Clarence Joe Sr. would go on to be a fisherman, a logger and the band manager for more than 30 years. He’d bring his grandson (and others “I was one of many,” says Joe) on the boat and point out areas of importance, sharing what he knew. 

“My grandfather taught me, this is all yours. What the sun touches, what the rain falls on, what the snow falls on, even in the shade. Our grandfather taught us that.”

Following in his grandfather’s footsteps first as a logger, then political activist, also twice elected to shíshálh council and spending 13 years heading up the nation’s rights and title department, Joe is particularly against the treaty process. “They’re still trying to colonize us in a different way. They’re still trying to shrink us in our land territory,” he said. “When you look at all these mountains, it’s full of resources. And that’s what they want – the resources – so they can get richer, and we stay as a small little reserve, small, little homes, small little properties. 

“There are no more fish to go out there and fish. The logging is sparse. People don’t understand that the government is still trying to minimize us, and turn us into non-natives.”

But, Joe is hoping for a revival of shíshálh culture to come back “one step at a time, one day at a time.”

“I hope to teach what I know, what I’ve been taught and hopefully [students] can bring it out into the community and it expands into the world,” he said. 

Joe has done a lot of work for their people, said Wesley Jeffries, Joe’s friend, relative and another former shíshálh  councillor, at the ceremony. “He’s put his name out there and he’s put his physical self out on the front line for our people.

“He carries a lot of knowledge, not only in academics, but also in tradition, culture and spirituality. And he’s one of the ones that knows our territory.

“Robert knows a lot of the locations of our traditional hunting grounds and fishing grounds and a lot of where our people had settled in villages.” 

“One thing he won’t share is where he gets the red snapper,” joked Jeffries. 

It’s full-circle for Joe to be at the university, to be mentoring students, said his daughter Ashley Charleson, speaking to the crowd. Her father had attended day school, his parents and grandparents went to residential school. 

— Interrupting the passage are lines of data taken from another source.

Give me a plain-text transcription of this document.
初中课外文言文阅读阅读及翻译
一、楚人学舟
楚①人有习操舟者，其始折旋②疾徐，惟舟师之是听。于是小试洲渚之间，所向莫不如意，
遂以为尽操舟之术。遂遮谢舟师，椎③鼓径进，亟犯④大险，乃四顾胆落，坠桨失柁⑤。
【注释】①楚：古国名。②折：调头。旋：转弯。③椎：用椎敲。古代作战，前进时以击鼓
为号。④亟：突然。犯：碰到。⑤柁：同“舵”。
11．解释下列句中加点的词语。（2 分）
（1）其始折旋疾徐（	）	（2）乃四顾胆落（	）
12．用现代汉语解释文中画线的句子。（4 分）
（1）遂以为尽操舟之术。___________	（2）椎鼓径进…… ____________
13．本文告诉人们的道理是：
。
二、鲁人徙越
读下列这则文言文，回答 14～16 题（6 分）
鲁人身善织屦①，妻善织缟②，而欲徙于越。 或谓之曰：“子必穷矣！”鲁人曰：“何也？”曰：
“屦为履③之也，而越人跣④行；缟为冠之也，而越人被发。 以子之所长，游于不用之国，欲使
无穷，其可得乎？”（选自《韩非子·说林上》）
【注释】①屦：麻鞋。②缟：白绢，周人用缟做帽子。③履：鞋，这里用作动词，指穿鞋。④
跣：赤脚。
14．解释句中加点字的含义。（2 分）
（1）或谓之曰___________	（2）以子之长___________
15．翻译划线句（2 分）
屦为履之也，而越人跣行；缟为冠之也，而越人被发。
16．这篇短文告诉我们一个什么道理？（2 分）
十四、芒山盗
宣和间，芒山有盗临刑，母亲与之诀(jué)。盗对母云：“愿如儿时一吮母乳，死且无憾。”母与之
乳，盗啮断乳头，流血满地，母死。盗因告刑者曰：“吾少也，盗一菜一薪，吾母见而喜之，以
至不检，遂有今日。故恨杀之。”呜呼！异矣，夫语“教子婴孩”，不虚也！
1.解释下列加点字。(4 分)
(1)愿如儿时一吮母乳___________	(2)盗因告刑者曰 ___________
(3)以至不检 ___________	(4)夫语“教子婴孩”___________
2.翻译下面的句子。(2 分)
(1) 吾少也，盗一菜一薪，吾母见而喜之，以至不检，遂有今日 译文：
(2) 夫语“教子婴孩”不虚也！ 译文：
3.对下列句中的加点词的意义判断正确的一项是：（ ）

Joe attended day school for kindergarten and Grade one. “The racism was just something else,” he said. 

He described stone fights on the soccer field between kids at day school and the kids at residential school, as a five-year-old. “We used to stone each other and recess and we used to do it again at lunch. And that’s how it was for us. Because the boys in the residential school and the girls, that was their home and they were protecting it,” he said. “We were the outsiders because we got to go home every day.”

After Grade one, Joe and his cousins were the first shíshálh kids to go to Sechelt Elementary. “That was so hard, so difficult, because we left all our family members up in the day school, even though it was very abusive,” he said. “We went to a white school and we had to defend ourselves at recess and lunchtime. 

“It was the same thing, fighting. We got teased…things stolen from us. 

“That’s what we went through and that’s just a minute part of it.”

“It’s been a life that’s been very challenging. Our biggest problem was racism. Still is today, and that’s difficult to deal with.”

On the topic of reconciliation, “To be honest with you, I’m not the biggest fan,” Joe told the crowd. “I’m a warrior first of all for our nation, as Wesley mentioned earlier, fighting for your land and fighting for your territory, fighting what you believe in, what you believe in is right and fighting [for] what you’ve been taught by your family.”

When it comes to being the Elder for kálax-ay campus, also working with his wife Jessica Silvey (“My General Jess,” Joe calls her), Joe looks to be “open, honest and truthful and hopefully the kids will like what we want to do, what we want to share.”

The sharing is coming from First Nations people, wanting to share first with their own families and nation, opening it up to other nations, and then the non-Indigenous people, said Joe. “And hopefully that they’d understand what we went through, what we’re going through and what’s going to happen in the future.”